Designers have even better preparation than most to assume leadership. They are especially qualified. Designers are already good at seeing things in context, already understand the sweep of history, already are conversant in the arts, sciences and humanities (as are the best leaders), already are good at working in ensembles, already are environmentally aware, already understand the limits of technology, its backfiring nature, already are capable of a high level of creative thinking, already can appreciate the esthetic dimensions of leadership. The first step, then, is for designers to begin to imagine themselves as leaders—of design firms, of communities, of cultural organizations, of corporations—and beyond.

The next 50 years will determine the survival of our civilization. We will succeed only if design becomes the organizing discipline of the future, and that will only happen when designers become leaders. The world needs what designers have to offer—not just on the drawing board, but on the board of directors.

Monday, 01 November 2004

organizing the ux field

david heller talks about the need for a common vocabulary in the UX field: Organizing the User Experience (UX) field!

For me the core of this problem is in the nomenclature and taxonomy that we use to represent the field of User Experience to the “outside” world. It is vital that we don’t give double meanings to words of the trade, that we substitute the politics that seem to be dividing us for the practicalities that we need to put forth. This needs to be done no matter how uncomfortable those most greatly effected get. There needs to be made room in people’s vocabulary to allow new terms to replace their old ones. Terms like “usability”, “HCI”, “UCD” which have been used almost as synonyms need to be made to be particular of each other and of other new words like “information architecture” and “interaction design”.

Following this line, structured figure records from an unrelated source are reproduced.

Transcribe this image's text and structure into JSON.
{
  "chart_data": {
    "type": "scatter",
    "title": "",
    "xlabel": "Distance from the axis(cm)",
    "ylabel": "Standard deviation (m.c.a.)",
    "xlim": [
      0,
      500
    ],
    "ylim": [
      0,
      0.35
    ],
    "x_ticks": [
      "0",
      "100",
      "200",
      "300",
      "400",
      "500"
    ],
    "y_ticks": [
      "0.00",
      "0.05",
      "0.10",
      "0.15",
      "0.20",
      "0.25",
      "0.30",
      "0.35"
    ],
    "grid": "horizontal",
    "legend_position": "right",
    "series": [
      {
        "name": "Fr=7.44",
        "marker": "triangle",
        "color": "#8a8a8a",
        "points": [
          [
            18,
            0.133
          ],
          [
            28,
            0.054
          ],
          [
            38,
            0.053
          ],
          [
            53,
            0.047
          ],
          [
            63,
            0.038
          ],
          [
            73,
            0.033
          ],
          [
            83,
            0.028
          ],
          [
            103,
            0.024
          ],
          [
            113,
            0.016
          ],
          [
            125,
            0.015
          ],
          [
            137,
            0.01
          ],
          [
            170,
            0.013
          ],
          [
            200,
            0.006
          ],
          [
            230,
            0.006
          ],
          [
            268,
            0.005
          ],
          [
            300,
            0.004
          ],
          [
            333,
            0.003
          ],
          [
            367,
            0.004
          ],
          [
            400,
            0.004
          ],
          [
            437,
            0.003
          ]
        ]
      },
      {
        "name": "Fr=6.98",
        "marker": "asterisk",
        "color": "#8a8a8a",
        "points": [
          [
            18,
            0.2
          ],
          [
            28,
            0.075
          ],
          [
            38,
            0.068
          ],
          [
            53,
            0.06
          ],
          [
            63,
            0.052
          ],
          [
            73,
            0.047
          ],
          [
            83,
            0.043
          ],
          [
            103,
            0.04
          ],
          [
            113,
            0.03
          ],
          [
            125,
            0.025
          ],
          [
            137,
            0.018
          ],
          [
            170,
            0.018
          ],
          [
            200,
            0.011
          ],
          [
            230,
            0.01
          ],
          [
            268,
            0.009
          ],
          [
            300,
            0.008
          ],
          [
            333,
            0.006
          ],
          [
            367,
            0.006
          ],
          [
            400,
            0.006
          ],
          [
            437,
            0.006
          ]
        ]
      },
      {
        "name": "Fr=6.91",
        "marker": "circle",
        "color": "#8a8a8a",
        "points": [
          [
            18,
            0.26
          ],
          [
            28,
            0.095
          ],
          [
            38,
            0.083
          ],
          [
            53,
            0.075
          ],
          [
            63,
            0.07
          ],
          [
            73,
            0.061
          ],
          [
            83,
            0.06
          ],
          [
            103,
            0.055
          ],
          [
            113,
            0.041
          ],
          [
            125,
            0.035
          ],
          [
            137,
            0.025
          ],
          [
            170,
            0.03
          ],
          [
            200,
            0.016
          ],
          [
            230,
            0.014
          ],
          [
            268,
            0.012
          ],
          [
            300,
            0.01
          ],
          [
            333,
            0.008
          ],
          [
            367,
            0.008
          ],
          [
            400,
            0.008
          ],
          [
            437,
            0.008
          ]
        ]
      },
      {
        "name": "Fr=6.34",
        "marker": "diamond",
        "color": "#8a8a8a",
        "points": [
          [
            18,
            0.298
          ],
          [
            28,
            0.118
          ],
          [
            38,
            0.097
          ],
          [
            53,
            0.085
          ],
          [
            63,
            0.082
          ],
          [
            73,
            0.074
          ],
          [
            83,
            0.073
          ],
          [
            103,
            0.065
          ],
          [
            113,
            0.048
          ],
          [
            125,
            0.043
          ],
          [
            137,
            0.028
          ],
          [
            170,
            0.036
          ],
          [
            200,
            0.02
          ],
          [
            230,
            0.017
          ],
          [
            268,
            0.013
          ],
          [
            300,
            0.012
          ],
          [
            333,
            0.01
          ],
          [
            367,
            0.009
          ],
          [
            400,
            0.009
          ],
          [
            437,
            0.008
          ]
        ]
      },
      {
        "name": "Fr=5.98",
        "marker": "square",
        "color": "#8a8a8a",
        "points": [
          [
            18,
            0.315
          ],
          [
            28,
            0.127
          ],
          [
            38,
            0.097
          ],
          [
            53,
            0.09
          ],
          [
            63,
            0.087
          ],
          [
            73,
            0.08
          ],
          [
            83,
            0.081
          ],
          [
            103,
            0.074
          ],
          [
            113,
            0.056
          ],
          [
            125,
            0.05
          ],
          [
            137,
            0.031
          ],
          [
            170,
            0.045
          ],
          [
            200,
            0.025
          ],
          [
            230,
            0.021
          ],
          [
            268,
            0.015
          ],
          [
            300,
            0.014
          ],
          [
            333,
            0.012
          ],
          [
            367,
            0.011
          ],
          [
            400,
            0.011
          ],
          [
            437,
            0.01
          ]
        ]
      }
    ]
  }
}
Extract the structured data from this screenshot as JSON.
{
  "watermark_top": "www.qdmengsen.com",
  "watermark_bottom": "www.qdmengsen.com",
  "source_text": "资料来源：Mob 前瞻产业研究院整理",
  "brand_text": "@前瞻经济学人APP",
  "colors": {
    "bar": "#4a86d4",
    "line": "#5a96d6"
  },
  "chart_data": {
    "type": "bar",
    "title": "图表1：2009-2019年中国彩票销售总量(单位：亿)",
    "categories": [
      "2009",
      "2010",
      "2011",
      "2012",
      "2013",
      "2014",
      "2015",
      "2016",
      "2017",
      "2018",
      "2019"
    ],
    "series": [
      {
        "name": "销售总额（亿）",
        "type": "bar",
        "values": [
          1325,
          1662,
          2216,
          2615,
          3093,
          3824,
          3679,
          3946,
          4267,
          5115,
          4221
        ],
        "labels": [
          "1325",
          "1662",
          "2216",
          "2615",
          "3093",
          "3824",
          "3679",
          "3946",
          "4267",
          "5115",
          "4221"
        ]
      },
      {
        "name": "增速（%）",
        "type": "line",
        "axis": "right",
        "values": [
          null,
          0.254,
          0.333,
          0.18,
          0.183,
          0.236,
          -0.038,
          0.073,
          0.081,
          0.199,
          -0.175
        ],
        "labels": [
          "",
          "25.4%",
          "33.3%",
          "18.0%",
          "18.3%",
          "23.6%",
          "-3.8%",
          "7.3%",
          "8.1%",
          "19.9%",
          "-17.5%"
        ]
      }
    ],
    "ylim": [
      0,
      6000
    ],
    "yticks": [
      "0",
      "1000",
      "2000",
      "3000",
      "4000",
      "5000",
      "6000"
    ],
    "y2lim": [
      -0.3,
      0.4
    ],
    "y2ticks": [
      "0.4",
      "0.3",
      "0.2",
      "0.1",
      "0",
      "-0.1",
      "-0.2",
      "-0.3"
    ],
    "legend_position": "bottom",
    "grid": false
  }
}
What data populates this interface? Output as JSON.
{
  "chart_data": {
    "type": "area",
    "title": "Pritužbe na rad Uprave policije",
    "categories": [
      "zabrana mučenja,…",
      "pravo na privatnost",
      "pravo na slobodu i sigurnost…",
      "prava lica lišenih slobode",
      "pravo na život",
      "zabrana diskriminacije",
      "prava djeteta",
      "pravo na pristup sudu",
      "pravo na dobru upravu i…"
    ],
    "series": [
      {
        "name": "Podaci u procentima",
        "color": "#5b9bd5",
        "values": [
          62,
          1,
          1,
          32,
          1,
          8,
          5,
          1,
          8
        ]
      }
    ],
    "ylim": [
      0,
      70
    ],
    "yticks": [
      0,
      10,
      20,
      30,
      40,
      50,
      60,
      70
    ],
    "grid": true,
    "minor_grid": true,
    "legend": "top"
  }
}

david goes on to provide his definition of terms and how they relate to each other:

There are those disciplines which are creative, solution oriented:

* Information Architecture - structure

* Visual & Information Design - presentation

* Interaction & User Interface Design - behavior

These disciplines have some level of cross over, but basically represent the disciplines used for bring a final product strategy to its tactical realization.

There are those disciplines that are informative:

* Usability Engineering - evaluative

* HCI - research

These disciplines bring guidance to the the first set. These help set up guidelines and best practices in different mediums changing random creativity towards a more successful overall solution. However, they do not form solutions, as they are not applications of guidelines, as they alone are not enough to move from evaluation to design.

Finally, there are those disciplines that are strategic which for the most part exist outside of the user experience sphere usually more connected to the business side of the equation than most practitioners of disciplines in User Experience get to go.

david has since developed a presentation (pdf) that defines UX and IxD and describes how IxD fits into UX.

Wednesday, 14 July 2004

UXnet

User Experience Network (UXnet) recently formed:

UXnet is dedicated to exploring opportunities for cooperation and collaboration among UX-related organizations and individuals.

yeah!!

Monday, 24 May 2004

mfa is the new mba

in harvard business review's breakthrough ideas for 2004 - idea #9 is that "The MFA Is the New MBA".